Pourquoi un groupe scientifique radical des années 1970 est plus pertinent que jamais

En décembre 1971, un homme quitta une importante conférence scientifique menotté, après avoir jeté une tomate sur l'ancien vice-président Hubert H. Humphrey. Cela a frappé le devant du podium d'où il parlait, mais «j'aurais pu le frapper entre les yeux si j'avais voulu», a déclaré le producteur slinger Le New York Times.

Avec la tomate, des avions en papier arborant des drapeaux vietnamiens et des quolibets - que Humphrey soutenait la guerre, qu'il s'ennuyait. Dirigés par Science for the People, une organisation de scientifiques radicaux, les manifestants ont voulu convaincre les institutions scientifiques, souvent apolitiques, de reconnaître la manière dont des institutions puissantes utilisent la science à des fins idéologiques.

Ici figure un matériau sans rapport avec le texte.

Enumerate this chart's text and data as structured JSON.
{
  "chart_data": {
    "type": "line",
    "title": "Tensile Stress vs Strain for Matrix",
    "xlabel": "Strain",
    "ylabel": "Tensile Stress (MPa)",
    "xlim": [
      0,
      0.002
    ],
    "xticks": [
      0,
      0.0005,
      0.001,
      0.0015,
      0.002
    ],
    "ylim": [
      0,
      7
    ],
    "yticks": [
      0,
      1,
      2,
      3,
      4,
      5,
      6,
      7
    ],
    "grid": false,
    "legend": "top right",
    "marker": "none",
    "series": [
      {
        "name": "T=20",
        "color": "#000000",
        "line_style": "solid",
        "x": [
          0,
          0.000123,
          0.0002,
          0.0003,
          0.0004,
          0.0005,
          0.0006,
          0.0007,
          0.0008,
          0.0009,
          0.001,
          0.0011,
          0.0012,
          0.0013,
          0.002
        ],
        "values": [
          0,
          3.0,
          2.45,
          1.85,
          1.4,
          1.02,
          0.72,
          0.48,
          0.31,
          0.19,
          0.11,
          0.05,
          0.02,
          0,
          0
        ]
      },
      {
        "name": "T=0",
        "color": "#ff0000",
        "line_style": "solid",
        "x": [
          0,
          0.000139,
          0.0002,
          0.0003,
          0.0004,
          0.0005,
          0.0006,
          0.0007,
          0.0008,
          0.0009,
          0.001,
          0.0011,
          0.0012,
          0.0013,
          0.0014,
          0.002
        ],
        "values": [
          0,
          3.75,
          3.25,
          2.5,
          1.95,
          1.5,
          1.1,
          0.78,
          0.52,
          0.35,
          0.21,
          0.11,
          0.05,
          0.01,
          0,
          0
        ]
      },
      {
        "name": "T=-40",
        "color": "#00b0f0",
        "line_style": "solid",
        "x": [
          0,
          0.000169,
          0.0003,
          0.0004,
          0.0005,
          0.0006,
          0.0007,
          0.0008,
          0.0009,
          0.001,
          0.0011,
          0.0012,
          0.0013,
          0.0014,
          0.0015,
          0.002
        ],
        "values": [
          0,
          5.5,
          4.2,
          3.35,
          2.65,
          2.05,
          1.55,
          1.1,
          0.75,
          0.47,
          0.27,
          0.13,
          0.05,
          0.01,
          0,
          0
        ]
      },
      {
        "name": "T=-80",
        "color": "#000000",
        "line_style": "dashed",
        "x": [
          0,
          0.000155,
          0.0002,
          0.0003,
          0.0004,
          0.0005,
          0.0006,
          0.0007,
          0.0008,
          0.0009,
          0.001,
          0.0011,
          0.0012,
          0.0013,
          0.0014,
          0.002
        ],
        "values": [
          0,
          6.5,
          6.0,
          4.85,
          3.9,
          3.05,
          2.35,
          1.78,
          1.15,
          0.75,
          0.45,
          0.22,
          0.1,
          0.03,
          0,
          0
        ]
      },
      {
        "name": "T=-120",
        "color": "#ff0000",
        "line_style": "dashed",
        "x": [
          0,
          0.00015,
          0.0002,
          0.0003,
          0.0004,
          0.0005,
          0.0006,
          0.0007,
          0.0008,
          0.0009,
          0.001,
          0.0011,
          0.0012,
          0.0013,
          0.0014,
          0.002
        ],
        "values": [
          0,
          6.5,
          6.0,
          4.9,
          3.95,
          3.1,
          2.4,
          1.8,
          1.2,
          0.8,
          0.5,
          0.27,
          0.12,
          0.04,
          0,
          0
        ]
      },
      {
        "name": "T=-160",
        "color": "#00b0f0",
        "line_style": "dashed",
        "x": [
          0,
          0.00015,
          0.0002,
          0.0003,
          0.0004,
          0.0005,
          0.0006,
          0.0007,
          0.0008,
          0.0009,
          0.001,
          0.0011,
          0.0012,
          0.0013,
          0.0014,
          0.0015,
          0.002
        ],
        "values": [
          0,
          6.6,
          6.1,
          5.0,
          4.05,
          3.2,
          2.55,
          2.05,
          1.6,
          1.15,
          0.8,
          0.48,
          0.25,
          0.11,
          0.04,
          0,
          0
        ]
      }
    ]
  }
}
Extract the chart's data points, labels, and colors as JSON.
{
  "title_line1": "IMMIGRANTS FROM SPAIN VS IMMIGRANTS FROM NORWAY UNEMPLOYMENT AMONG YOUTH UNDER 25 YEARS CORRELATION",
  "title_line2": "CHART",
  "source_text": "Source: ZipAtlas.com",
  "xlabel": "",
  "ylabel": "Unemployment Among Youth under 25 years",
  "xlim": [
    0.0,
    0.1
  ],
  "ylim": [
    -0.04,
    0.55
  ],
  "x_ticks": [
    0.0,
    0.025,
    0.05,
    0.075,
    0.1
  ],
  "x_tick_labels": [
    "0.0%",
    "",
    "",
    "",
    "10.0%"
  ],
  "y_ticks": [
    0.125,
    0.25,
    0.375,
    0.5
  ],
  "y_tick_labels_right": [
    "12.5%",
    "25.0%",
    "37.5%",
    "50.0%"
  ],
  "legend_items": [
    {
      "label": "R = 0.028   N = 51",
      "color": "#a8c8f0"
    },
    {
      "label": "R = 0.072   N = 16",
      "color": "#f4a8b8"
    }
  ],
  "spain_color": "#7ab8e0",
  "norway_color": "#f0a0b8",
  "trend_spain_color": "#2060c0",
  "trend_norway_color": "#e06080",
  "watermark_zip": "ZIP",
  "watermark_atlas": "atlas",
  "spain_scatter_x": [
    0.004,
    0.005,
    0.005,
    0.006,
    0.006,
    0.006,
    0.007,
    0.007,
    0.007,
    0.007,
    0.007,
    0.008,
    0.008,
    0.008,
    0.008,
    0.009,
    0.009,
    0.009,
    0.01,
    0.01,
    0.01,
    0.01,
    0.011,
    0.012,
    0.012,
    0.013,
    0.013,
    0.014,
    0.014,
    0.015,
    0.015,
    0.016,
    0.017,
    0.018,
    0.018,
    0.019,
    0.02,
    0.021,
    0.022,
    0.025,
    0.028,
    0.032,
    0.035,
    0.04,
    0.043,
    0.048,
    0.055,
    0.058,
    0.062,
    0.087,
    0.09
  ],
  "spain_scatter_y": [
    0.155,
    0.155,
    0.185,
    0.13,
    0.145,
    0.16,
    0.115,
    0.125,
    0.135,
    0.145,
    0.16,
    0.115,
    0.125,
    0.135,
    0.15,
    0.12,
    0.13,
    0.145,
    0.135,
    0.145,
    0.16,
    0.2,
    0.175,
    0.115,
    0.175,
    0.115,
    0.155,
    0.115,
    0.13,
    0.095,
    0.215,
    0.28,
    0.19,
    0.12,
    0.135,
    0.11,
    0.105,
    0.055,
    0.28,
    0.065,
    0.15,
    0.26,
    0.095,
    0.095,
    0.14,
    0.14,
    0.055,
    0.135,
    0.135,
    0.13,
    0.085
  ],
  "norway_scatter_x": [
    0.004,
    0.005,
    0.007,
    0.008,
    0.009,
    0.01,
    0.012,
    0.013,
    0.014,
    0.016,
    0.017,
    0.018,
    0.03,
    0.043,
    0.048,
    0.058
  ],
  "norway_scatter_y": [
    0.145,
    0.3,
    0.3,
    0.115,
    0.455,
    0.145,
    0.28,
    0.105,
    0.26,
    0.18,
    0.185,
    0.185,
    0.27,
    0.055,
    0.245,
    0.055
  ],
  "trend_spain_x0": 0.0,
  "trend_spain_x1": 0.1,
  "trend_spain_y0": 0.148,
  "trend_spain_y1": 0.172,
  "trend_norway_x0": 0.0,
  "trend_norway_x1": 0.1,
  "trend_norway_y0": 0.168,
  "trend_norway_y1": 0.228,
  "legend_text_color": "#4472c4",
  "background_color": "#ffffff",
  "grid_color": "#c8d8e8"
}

L'année précédente, le groupe avait tenté de donner à Edward Teller, dont le travail était essentiel à la création de la bombe à hydrogène, un «Dr. Strangelove Award. ”

Aussi provocantes que puissent être les protestations du groupe, le FBI a pris au sérieux Science pour le peuple, en surveillant et en rendant compte de ses activités. Pour autant que le Bureau puisse le vérifier, Science for the People n'était pas directement responsable du lanceur de tomates, mais le groupe était constitué de laboratoires de piquetage dédiés à la recherche sur la guerre et demandait aux scientifiques de s'engager à ne pas travailler sur des projets militaires. Comme ils «feraient n'importe quoi pour détruire la capacité offensive / défensive des États-Unis», comme le dit un rapport du FBI, l'agence les considérait comme une menace réelle..

«Science for the People a clairement affirmé que la science n'était pas politiquement neutre», a déclaré Sigrid Schmalzer, professeure d'histoire à l'Université du Massachusetts à Amherst. "Ils ont eu une critique de l'ensemble du système."

Manifestants à la réunion de l'Association américaine pour l'avancement des sciences en 1969. Paul Connell / The Boston Globe / Getty Images

Bien que Science for the People représente «le mouvement scientifique radical le plus important de l’histoire des États-Unis», écrivent Schmalzer et ses co-rédacteurs dans le prochain livre Science pour le peuple, Près de 50 ans plus tard, le groupe a été en grande partie oublié et «presque complètement négligé par les historiens des mouvements sociaux américains». Cependant, au cours des dernières années, une nouvelle génération de scientifiques a œuvré pour faire revivre le groupe. En février, des vétérans de Science for the People et de nouveaux passionnés se réuniront à Ann Arbor, dans le Michigan, pour le rétablir comme organisation nationale..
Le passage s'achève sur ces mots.